Experimental Model of Pnh
Medof, Melvin Edward   
Case Western Reserve University, Cleveland, OH, United States

This is an application to study an experimental model for paroxysmal nocturnal hemoglobinuria (PNH). PNH is an acquired stem cell disorder in which a somatic mutation in a bone marrow stem cell disrupts glycoinositol phospholipid (GPI) anchor assembly. This results in a number of proteins being absent from the cell membrane and altered cellular properties. The affected gene, PIG-A, has been identified and characterized as an enzyme which is responsible for the first step in the synthesis of the GPI anchor; specifically, the synthesis of N-acetyl glucosamine phosphatidyl inositol. This gene has been localized to the X chromosome. The applicant has previously shown that most immature stem cell of patients with PNH lack the activity necessary to allow formation of GPI anchored proteins.
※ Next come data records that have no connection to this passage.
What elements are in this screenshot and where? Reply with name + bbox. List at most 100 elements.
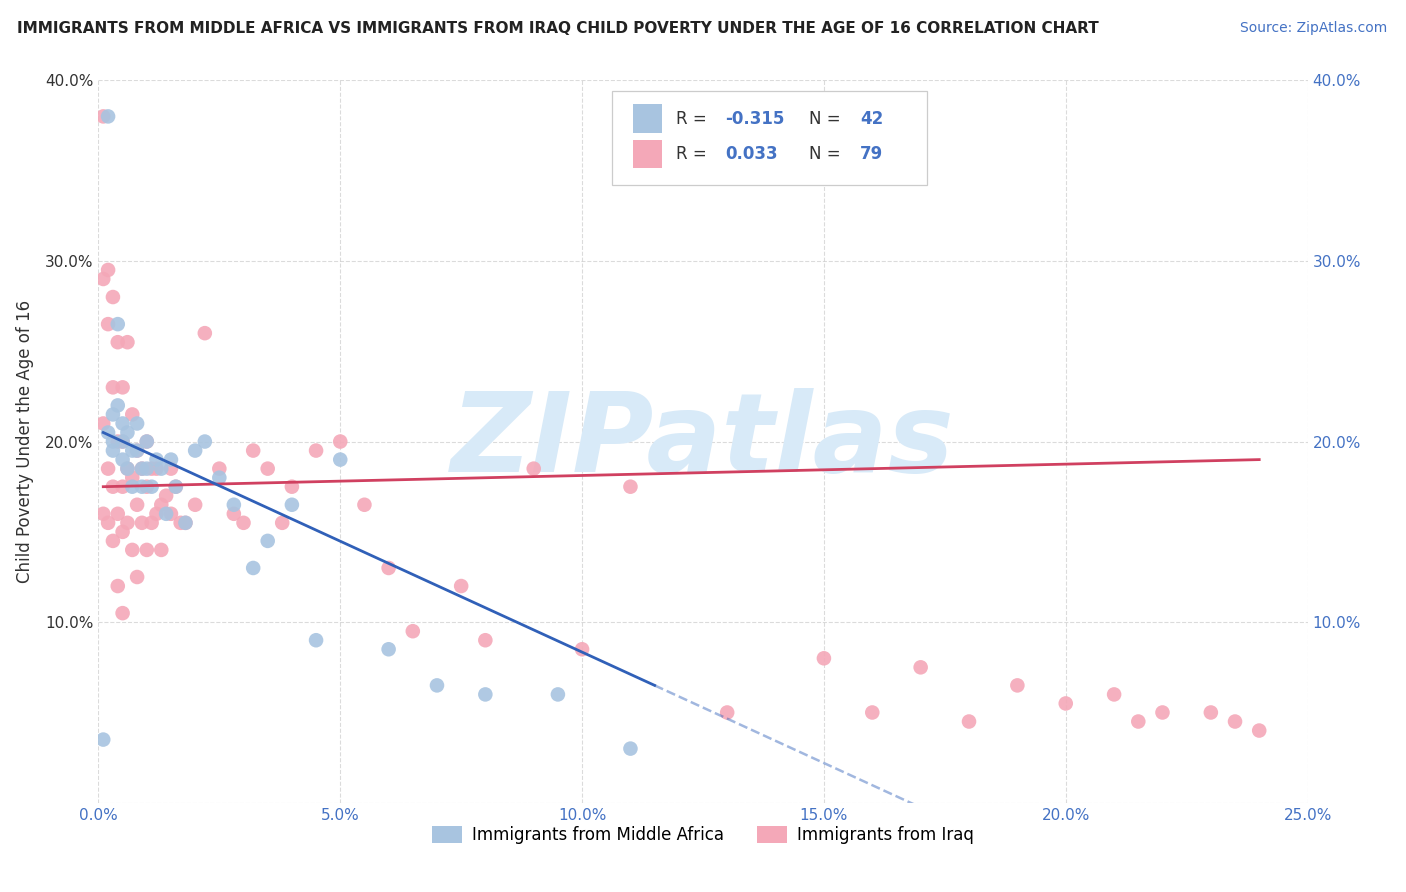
Point xyxy=(571,642,593,657)
Point xyxy=(305,633,328,648)
Point xyxy=(353,498,375,512)
Point xyxy=(1199,706,1222,720)
Point xyxy=(242,443,264,458)
Text: Source: ZipAtlas.com: Source: ZipAtlas.com xyxy=(1240,21,1388,35)
Point xyxy=(1102,687,1125,701)
Text: 42: 42 xyxy=(860,110,883,128)
Point xyxy=(111,434,134,449)
Point xyxy=(117,461,139,475)
Point xyxy=(107,579,129,593)
Point xyxy=(184,443,207,458)
Point xyxy=(127,443,149,458)
Point xyxy=(1007,678,1029,692)
Point xyxy=(619,480,641,494)
Point xyxy=(97,461,120,475)
Point xyxy=(111,417,134,431)
Point xyxy=(377,642,399,657)
Point xyxy=(150,461,173,475)
Point xyxy=(957,714,980,729)
Text: N =: N = xyxy=(810,110,846,128)
Point xyxy=(194,434,217,449)
Text: -0.315: -0.315 xyxy=(724,110,785,128)
Point xyxy=(141,516,163,530)
Text: R =: R = xyxy=(676,110,713,128)
Point xyxy=(97,516,120,530)
Point xyxy=(141,480,163,494)
Point xyxy=(91,507,114,521)
Point xyxy=(111,480,134,494)
Point xyxy=(135,542,157,557)
Point xyxy=(1152,706,1174,720)
Point xyxy=(97,109,120,123)
Point xyxy=(97,425,120,440)
Point xyxy=(256,533,278,548)
Text: ZIPatlas: ZIPatlas xyxy=(451,388,955,495)
Point xyxy=(165,480,187,494)
Point xyxy=(111,380,134,394)
Point xyxy=(135,434,157,449)
Point xyxy=(107,317,129,331)
FancyBboxPatch shape xyxy=(613,91,927,185)
Point xyxy=(117,516,139,530)
Point xyxy=(111,452,134,467)
Point xyxy=(160,461,183,475)
Point xyxy=(1128,714,1150,729)
Point xyxy=(377,561,399,575)
Point xyxy=(101,434,124,449)
Point xyxy=(111,524,134,539)
Point xyxy=(716,706,738,720)
Point xyxy=(91,109,114,123)
Point xyxy=(232,516,254,530)
Point xyxy=(150,498,173,512)
Point xyxy=(402,624,425,639)
Text: N =: N = xyxy=(810,145,846,163)
Point xyxy=(547,687,569,701)
Point xyxy=(150,542,173,557)
Point xyxy=(256,461,278,475)
Point xyxy=(107,335,129,350)
Text: IMMIGRANTS FROM MIDDLE AFRICA VS IMMIGRANTS FROM IRAQ CHILD POVERTY UNDER THE AG: IMMIGRANTS FROM MIDDLE AFRICA VS IMMIGRA… xyxy=(17,21,1098,36)
Legend: Immigrants from Middle Africa, Immigrants from Iraq: Immigrants from Middle Africa, Immigrant… xyxy=(425,820,981,851)
Point xyxy=(160,507,183,521)
Point xyxy=(474,687,496,701)
Point xyxy=(329,434,352,449)
Point xyxy=(101,380,124,394)
Point xyxy=(135,480,157,494)
Point xyxy=(121,443,143,458)
Point xyxy=(117,425,139,440)
Point xyxy=(222,498,245,512)
Point xyxy=(117,335,139,350)
Point xyxy=(169,516,191,530)
Point xyxy=(101,443,124,458)
Point xyxy=(1249,723,1271,738)
Y-axis label: Child Poverty Under the Age of 16: Child Poverty Under the Age of 16 xyxy=(15,300,34,583)
Point xyxy=(141,461,163,475)
Point xyxy=(121,471,143,485)
Point xyxy=(97,263,120,277)
Point xyxy=(135,461,157,475)
Point xyxy=(145,452,167,467)
Point xyxy=(474,633,496,648)
Point xyxy=(1054,697,1077,711)
Point xyxy=(155,507,177,521)
Point xyxy=(111,434,134,449)
Point xyxy=(329,452,352,467)
Point xyxy=(127,498,149,512)
Text: 0.033: 0.033 xyxy=(724,145,778,163)
Point xyxy=(121,542,143,557)
Point xyxy=(117,461,139,475)
Point xyxy=(131,516,153,530)
Point xyxy=(101,480,124,494)
Point xyxy=(271,516,294,530)
Point xyxy=(91,417,114,431)
Point xyxy=(1223,714,1246,729)
Point xyxy=(131,461,153,475)
Point xyxy=(107,507,129,521)
Point xyxy=(208,471,231,485)
Point xyxy=(131,461,153,475)
Point xyxy=(450,579,472,593)
Point xyxy=(426,678,449,692)
Point xyxy=(281,480,304,494)
FancyBboxPatch shape xyxy=(633,104,662,133)
Point xyxy=(619,741,641,756)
He has also cloned both the CDNA for the mouse PIG-A gene and the genomic PIG-A DNA. He proposes to develop an experimental mouse model for PNH, and to use this model to study the biology of the affected stem cells in marrow and in vitro, and to study the effects of various growth factors, cytokines and therapeutic manipulations on the mice who have this abnormal stem cell in their bone marrow.
The specific aims i nclude introducing a PIG-A targeted construct into mouse embryonic stem cells to use the PIG-A defective cells in vitro assays permitting analysis of the sequential steps of hematopoietic cell differentiation involving the use of ES cells in vitro and to prepare PIG-A knock-out mouse and employ the chimeric founder mice in back crosses and as a source of PIG-A- hematopoietic stem cells to develop an in vivo model of PNH. He plans to use this model of PNH to study competition between affected and unaffected progenitors in PNH marrow, the in vitro behavior of affected hematopoietic progenitors in long-term marrow cultures, the affects of myelosuppresive agents, cytokines and growth factors on in vivo affected and unaffected stem cell growth, the susceptibility of affected progenitors to transformation, the feasibility of using unaffected progenitors for autologous marrow transplantation following marrow ablation to remove the affected clone, and the feasibility of correcting the PIG-A defect in affected progenitors by gene transfer. These in vitro and in vivo studies will, hopefully, provide new insights into the stem cell physiology in PNH and potential therapeutic approaches for patients with this disorder. In addition, it might provide new information on the relationship of PNH to both aplastic anemia and AML transformation.